The library is full of stories but not just in the books. While I’m having a warm or doing the crossword or writing, I’m also listening. Today there was a toddlers’ group singing songs like “If you’re happy and you know it clap your hands.” Nearer to me, however, there were two men in their sixties whispering hellos.
“How are you?” asked the first.
“Not so good,” said the second, “my Grandson took his own life yesterday.”
The first man said nothing, not because he was being rude but because, though there were millions on the shelves around him, he couldn’t find the right words.

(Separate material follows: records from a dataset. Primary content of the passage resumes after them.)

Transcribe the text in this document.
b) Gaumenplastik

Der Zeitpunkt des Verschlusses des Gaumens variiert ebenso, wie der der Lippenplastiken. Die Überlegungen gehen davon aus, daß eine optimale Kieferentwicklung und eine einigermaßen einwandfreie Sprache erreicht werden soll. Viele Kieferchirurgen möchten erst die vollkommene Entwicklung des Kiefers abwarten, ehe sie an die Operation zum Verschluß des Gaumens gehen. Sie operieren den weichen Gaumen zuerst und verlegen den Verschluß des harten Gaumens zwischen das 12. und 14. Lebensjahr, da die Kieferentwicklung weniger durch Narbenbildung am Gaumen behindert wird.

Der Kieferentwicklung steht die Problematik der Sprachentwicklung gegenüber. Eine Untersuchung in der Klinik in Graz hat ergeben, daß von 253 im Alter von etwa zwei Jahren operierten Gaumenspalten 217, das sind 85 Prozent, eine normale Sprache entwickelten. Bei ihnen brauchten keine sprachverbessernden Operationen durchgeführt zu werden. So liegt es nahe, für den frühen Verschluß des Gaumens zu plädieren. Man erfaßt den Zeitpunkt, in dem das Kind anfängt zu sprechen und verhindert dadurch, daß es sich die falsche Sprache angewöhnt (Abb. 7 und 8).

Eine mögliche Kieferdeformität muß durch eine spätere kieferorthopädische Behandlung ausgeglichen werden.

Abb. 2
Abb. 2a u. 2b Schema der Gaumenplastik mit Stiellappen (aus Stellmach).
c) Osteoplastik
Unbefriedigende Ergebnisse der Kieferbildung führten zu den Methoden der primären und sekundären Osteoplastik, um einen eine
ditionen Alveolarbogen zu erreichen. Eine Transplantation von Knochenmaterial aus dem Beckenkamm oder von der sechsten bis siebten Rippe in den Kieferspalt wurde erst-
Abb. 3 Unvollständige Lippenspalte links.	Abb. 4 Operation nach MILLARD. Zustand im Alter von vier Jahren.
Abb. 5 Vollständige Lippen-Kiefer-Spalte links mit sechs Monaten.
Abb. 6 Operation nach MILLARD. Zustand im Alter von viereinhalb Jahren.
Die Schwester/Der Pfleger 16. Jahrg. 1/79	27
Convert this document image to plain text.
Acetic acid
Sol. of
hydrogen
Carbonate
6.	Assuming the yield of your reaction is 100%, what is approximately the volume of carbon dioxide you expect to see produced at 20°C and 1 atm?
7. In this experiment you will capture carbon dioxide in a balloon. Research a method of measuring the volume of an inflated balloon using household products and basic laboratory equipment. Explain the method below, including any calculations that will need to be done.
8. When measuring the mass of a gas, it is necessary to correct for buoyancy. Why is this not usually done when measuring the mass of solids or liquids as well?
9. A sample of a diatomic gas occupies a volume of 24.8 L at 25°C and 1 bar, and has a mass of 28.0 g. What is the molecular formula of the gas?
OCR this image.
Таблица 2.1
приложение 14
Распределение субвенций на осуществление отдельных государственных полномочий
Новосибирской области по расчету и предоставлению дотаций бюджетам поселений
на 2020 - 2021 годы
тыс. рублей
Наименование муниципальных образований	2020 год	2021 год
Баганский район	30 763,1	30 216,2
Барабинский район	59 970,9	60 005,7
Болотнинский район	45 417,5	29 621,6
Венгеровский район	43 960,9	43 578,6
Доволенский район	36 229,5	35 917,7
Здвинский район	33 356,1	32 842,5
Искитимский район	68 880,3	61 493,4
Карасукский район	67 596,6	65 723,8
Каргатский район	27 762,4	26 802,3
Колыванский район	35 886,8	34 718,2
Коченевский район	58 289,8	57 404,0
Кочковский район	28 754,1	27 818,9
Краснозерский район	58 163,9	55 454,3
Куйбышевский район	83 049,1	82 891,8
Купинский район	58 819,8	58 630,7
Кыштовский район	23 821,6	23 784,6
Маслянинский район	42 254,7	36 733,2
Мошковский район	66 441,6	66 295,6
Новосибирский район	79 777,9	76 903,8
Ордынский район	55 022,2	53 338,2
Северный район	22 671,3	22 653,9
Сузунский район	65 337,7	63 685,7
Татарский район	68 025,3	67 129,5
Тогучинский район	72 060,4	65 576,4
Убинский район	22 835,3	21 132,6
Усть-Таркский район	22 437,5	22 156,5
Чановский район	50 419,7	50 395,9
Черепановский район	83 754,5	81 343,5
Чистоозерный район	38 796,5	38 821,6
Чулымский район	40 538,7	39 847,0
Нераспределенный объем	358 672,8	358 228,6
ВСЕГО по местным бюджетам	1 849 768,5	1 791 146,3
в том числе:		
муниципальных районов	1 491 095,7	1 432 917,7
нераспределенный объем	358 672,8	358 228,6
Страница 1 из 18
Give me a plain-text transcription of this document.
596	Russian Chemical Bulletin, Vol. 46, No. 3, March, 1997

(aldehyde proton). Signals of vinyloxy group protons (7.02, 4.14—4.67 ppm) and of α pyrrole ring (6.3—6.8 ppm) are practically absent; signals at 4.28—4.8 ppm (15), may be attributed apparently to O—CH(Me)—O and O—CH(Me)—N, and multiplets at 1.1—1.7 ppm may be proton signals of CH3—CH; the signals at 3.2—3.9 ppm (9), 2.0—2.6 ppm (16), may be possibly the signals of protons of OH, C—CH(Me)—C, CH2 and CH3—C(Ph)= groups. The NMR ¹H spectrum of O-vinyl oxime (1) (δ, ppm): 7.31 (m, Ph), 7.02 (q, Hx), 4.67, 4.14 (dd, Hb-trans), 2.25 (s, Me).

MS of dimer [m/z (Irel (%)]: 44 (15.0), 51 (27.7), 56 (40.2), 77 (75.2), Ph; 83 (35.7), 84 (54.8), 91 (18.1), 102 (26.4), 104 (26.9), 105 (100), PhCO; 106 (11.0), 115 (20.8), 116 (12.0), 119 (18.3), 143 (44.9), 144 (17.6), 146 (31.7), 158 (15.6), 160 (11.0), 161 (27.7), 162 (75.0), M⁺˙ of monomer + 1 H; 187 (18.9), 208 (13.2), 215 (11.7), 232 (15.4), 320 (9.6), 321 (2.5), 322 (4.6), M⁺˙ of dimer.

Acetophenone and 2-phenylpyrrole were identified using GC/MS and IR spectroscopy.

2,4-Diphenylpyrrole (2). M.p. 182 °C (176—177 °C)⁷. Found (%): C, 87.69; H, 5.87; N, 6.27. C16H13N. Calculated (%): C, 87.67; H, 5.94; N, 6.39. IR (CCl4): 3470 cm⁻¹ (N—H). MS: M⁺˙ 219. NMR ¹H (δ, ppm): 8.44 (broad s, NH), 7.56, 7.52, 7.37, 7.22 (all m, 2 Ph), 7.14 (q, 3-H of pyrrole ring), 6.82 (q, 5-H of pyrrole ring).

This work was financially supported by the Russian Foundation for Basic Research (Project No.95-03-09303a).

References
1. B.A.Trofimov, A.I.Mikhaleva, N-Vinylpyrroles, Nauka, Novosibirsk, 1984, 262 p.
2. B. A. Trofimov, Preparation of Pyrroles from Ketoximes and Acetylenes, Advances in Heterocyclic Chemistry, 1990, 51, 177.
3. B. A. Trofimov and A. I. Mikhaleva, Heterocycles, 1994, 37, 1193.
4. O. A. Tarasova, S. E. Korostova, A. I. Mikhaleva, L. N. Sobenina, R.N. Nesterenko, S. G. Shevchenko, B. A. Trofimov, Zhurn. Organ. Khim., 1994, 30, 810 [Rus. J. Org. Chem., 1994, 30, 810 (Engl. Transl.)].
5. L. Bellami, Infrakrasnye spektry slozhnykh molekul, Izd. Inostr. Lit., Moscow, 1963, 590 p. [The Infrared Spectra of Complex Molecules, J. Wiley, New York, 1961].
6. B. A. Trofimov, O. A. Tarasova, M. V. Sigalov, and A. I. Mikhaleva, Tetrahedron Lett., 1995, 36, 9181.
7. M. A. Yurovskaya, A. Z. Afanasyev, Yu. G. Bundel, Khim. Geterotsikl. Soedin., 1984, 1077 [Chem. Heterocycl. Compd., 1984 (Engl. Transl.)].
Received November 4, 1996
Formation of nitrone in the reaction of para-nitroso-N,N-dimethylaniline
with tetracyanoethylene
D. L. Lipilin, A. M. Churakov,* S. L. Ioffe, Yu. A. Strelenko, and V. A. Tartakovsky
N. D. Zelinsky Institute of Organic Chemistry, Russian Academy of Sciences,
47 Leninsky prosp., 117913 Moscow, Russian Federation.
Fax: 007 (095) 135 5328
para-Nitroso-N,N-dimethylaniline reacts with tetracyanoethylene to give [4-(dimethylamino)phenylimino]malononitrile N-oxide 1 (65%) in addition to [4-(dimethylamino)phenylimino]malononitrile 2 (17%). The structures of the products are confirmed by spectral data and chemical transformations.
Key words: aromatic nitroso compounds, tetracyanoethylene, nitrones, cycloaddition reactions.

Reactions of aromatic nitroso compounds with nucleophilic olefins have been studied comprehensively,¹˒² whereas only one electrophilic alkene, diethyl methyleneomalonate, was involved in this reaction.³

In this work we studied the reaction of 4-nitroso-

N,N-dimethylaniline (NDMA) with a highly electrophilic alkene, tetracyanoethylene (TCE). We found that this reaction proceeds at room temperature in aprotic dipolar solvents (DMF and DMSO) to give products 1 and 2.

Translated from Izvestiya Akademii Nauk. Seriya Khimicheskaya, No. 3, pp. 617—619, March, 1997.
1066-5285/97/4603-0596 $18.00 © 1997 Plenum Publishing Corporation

“24,” added the second man.
That’s all I heard, a tragic and tear-jerking blurb that as a writer got me wanting the rest of the story but as a human-being wanting to know what’s wrong with this world the little singing children will grow up with.
As they continued to warble “If you’re happy” I wondered what drove the 24-year-old to suicide, what made a man with the years stretching out in front of him end his days? What can be done about this awful state of affairs where the suicide rate seemingly continues to rise? If you read the Office of National Statistics it’s a very grim tale in this regard. And finally it got me asking grave questions of myself: though I sometimes think I have nothing to live for, is my life really so bad? And if it isn’t, should I be ashamed of myself for being depressed and writing such downbeat prose over the past six months?
So in sparing a thought and lighting a candle for this young man I never knew and his grieving family I will never know, I should also be grateful for the gifts I do have and the thing I do know; that despite it all I am still happy. I know it, and I would really like to show it.